Alt-Ergo
Alt-Ergo is an automatic solver for mathematical formulas, specifically designed for program verification. It is based on Satisfiability Modulo Theories (SMT). It is distributed under an open-source license (Cecill-C). Its original author was Sylvain Conchon, at LRI, but it is now developed and maintained at OCamlPro.
Technologies
Design choices
Contrary to most SMT solvers, Alt-Ergo uses a specific input language with prenex polymorphism. This helps reducing the number of quantified axioms and the complexity of problems.
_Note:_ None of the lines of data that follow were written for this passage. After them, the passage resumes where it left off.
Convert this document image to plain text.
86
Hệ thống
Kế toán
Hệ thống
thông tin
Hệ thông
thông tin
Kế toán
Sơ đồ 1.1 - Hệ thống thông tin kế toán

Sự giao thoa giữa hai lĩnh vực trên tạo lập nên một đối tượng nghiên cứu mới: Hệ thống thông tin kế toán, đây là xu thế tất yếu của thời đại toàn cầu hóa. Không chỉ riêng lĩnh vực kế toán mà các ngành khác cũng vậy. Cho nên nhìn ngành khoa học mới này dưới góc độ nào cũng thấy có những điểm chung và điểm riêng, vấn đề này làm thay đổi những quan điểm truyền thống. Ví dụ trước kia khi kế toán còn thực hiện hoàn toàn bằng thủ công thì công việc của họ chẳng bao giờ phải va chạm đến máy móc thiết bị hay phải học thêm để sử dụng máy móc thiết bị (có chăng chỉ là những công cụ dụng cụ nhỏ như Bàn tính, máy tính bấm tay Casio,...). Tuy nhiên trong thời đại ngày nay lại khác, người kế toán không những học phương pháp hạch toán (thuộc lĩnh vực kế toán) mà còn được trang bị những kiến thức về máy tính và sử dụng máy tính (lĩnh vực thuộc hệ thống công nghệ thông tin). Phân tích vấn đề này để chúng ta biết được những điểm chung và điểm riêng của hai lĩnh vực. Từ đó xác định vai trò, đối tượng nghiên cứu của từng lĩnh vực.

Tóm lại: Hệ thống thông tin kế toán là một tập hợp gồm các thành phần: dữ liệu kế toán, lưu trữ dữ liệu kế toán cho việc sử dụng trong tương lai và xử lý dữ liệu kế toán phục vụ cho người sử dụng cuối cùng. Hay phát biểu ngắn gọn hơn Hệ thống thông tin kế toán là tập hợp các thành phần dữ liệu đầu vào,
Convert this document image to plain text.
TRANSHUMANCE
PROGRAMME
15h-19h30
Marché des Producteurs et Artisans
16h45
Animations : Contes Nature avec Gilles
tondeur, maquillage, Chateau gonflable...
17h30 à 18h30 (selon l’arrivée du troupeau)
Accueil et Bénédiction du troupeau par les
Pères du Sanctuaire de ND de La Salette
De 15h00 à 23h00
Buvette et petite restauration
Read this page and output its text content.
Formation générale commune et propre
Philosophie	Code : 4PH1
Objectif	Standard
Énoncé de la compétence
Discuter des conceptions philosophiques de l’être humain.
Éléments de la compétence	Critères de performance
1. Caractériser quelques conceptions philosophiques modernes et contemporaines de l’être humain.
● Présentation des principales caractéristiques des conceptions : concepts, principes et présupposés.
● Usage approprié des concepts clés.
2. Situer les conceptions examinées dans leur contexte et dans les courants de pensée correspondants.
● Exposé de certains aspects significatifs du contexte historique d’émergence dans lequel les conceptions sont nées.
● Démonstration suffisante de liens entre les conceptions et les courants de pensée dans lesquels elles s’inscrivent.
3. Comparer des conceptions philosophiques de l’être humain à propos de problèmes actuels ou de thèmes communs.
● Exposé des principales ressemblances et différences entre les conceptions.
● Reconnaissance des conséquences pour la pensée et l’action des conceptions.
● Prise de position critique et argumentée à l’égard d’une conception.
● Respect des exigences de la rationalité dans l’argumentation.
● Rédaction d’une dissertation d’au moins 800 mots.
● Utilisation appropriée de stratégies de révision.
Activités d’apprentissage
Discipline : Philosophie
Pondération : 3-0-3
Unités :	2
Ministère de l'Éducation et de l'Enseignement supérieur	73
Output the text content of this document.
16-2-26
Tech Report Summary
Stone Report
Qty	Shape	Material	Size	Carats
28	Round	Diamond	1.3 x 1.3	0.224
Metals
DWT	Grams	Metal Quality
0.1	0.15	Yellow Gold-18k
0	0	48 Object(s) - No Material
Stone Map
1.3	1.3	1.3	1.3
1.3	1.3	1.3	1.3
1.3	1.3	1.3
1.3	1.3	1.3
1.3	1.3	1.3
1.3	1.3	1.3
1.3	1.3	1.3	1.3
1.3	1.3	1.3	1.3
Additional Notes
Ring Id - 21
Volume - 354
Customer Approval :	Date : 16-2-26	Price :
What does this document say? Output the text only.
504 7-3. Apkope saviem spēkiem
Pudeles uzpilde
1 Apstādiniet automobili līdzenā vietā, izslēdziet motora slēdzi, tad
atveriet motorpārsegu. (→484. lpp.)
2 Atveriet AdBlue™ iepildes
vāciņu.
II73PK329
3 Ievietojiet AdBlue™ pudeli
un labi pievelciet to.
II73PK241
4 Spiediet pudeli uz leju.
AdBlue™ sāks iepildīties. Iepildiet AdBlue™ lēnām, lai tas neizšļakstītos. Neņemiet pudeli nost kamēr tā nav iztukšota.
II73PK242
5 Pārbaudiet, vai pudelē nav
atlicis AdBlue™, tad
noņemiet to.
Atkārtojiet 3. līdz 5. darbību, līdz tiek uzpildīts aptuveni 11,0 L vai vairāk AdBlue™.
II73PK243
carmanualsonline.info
It also partially supports SMT-LIB 2 language, but performs less efficiently on SMT files.
Main components
The core of Alt-Ergo is made of three parts: a DFS-based SAT solver, a quantifiers instantiation engine based on E-Matching, and a combination of decision procedures for a set of built-in theories.
Built-in theories
Alt-Ergo implements (semi-)decision procedures for the following theories:
- empty theory
- linear integer arithmetic
- linear rational arithmetic
- non-linear arithmetic
- polymorphic arrays
- enumerated datatypes
- AC symbols
- record datatypes
Industrial uses
There are several verification platforms built on top of Alt-Ergo:
- Why3, a platform for deductive program verification, uses Alt-Ergo as its main prover;
- CAVEAT, a C-verifier developed by CEA and used by Airbus; Alt-Ergo was included in the qualification DO-178C of one of its aircraft;
- Frama-C, a framework to analyse C-code, uses Alt-Ergo in the Jessie and WP plugins (dedicated to "deductive program verification");
- SPARK, uses Alt-Ergo (behind GNATprove) to automate the verification of some assertions in Spark 2014;
- Atelier-B can use Alt-Ergo instead of its main prover (increasing success from 84% to 98% on the ANR Bware project benchmarks);
- Rodin, a B-method framework developed by Systerel, can use Alt-Ergo as a back-end;
- Cubicle, an open source model checker for verifying safety properties of array-based transition systems.
- EasyCrypt, a toolset for reasoning about relational properties of probabilistic computations with adversarial code.